Über „Frau Sofa & Partner Invest Inc.“ habe ich inzwischen parallel noch mehr finanzielle Mittel werben können. Geld ist da, ich kann in die nächste Phase übergehen. (siehe Schritt 2, Punkt 2)
Mittlerweile habe ich schon zwei weitere Pflegeheime übernommen, deren Kauf über die Firma „Frau Sofa & Partner Invest Inc.“ finanziert wurden. Auf einmal kann ich als Altenheimbetreiber, da alle Heime unter dem Namen „Frau Sofa Pflege“, einen gewissen emotionalen Druck aufbauen.

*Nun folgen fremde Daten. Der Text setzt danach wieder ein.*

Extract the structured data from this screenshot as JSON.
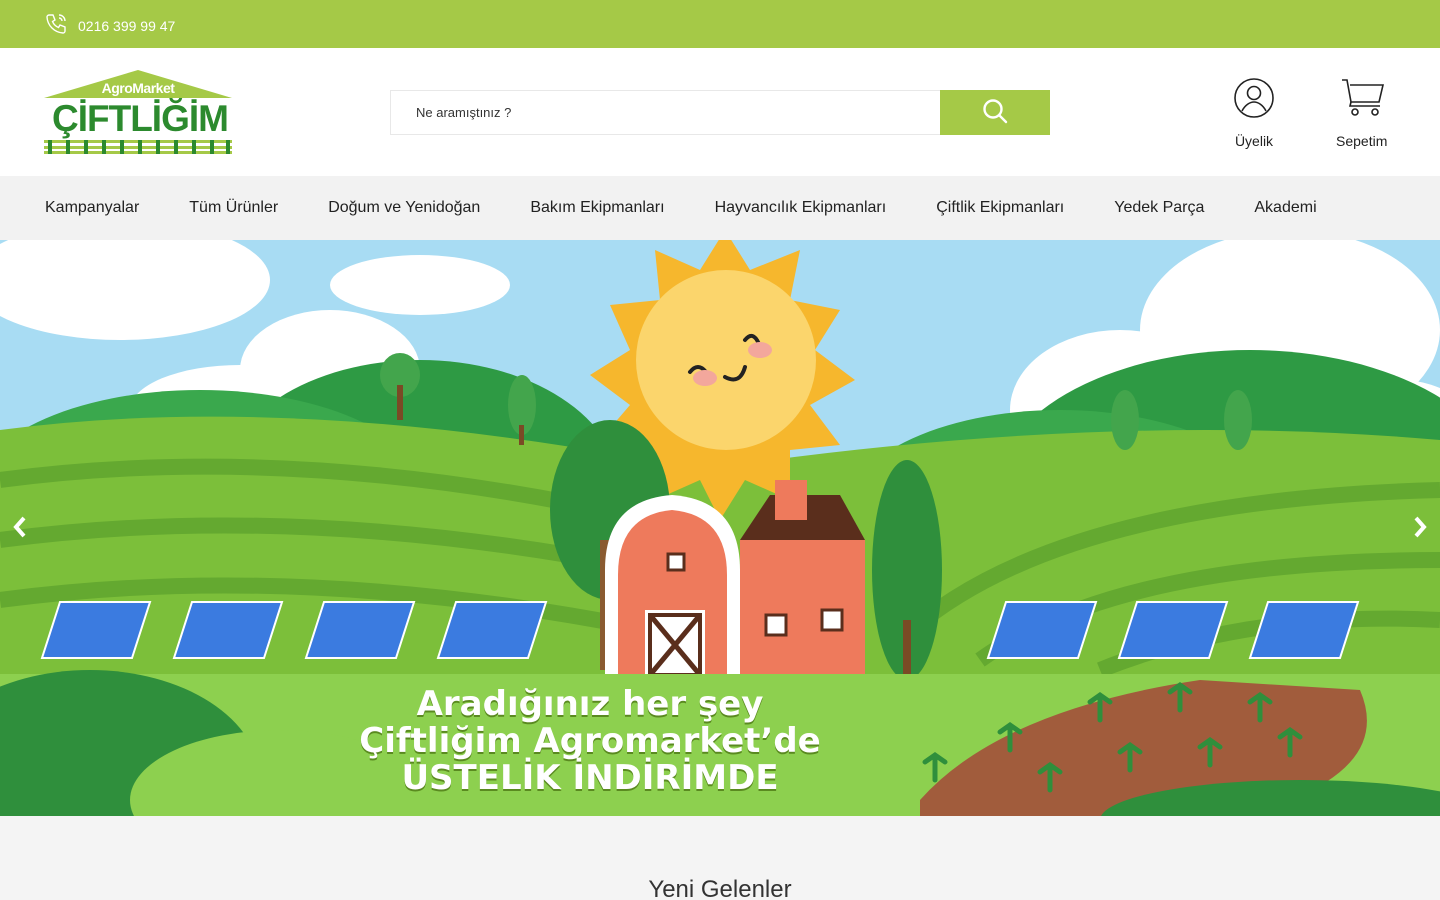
{
  "topbar": {
    "phone": "0216 399 99 47",
    "phone_icon": "phone-icon"
  },
  "header": {
    "logo_small": "AgroMarket",
    "logo_big": "ÇİFTLİĞİM",
    "search_placeholder": "Ne aramıştınız ?",
    "search_icon": "search-icon",
    "member_label": "Üyelik",
    "cart_label": "Sepetim"
  },
  "nav": {
    "items": [
      {
        "label": "Kampanyalar"
      },
      {
        "label": "Tüm Ürünler"
      },
      {
        "label": "Doğum ve Yenidoğan"
      },
      {
        "label": "Bakım Ekipmanları"
      },
      {
        "label": "Hayvancılık Ekipmanları"
      },
      {
        "label": "Çiftlik Ekipmanları"
      },
      {
        "label": "Yedek Parça"
      },
      {
        "label": "Akademi"
      }
    ]
  },
  "hero": {
    "line1": "Aradığınız her şey",
    "line2": "Çiftliğim Agromarket’de",
    "line3": "ÜSTELİK İNDİRİMDE"
  },
  "section": {
    "title": "Yeni Gelenler"
  },
  "colors": {
    "brand_green": "#a5c947",
    "logo_green": "#2c8a2e"
  }
}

„Pflege ist teuer“, das ist mein Credo, dass ich jetzt parallel zu Schritt 2, Punkt 2 in den Medien verkünde. Und ich jammere, dass Pflege nach den derzeitigen Regeln nicht finanzierbar ist, fordere den Staat und die Krankenkassen auf, ihr Engagement zu verstärken.
Die Schüler aus Schritt 3, Punkt 4, lasse ich im Dienstplan als 100%-Stelle mitlaufen. Wofür habe ich sie denn? Und außerdem weiß ich, dass weder MDK noch Heimaufsicht darauf achten. Diese Einheiten achten nur darauf, dass die Dienste abgedeckt und ob die Mindestzahl an Fachkräften pro Schicht vorhanden sind. Das ist für mich ganz easy. Also habe ich in der Pflege weitere Arbeitskräfte mehr, die ich nicht zahlen muss. Deren Gehälter sind nur „Durchgangsposten“ für meine Buchhaltungen.
Schritt 5:
Dank meiner Steuerberater und ihren technischen Kniffe, laufen die von mir betriebenen Senioreneinrichtungen haarscharf oberhalb einer Insolvenz. Nun zahle ich meine Anleger, auch mich, aus. Ich zahle die Rechnungen und kassiere über die Bilanzen aller meiner Unternehmen nicht nur Gewinnanteile, sondern auch das eine oder andere Mal mein Gehalt, das ich mir selbst festgelegt habe.
Schritt 6:
Ich signalisiere in bestimmten Kreisen, dass ich inzwischen 39 Seniorenheime, 19 ambulante Dienste, 48 Einheiten „Betreutes Wohnen“ und diverse weitere Service-Unternehmen betreibe und einen Jahresumsatz von etwa 245.837.290 Euro habe.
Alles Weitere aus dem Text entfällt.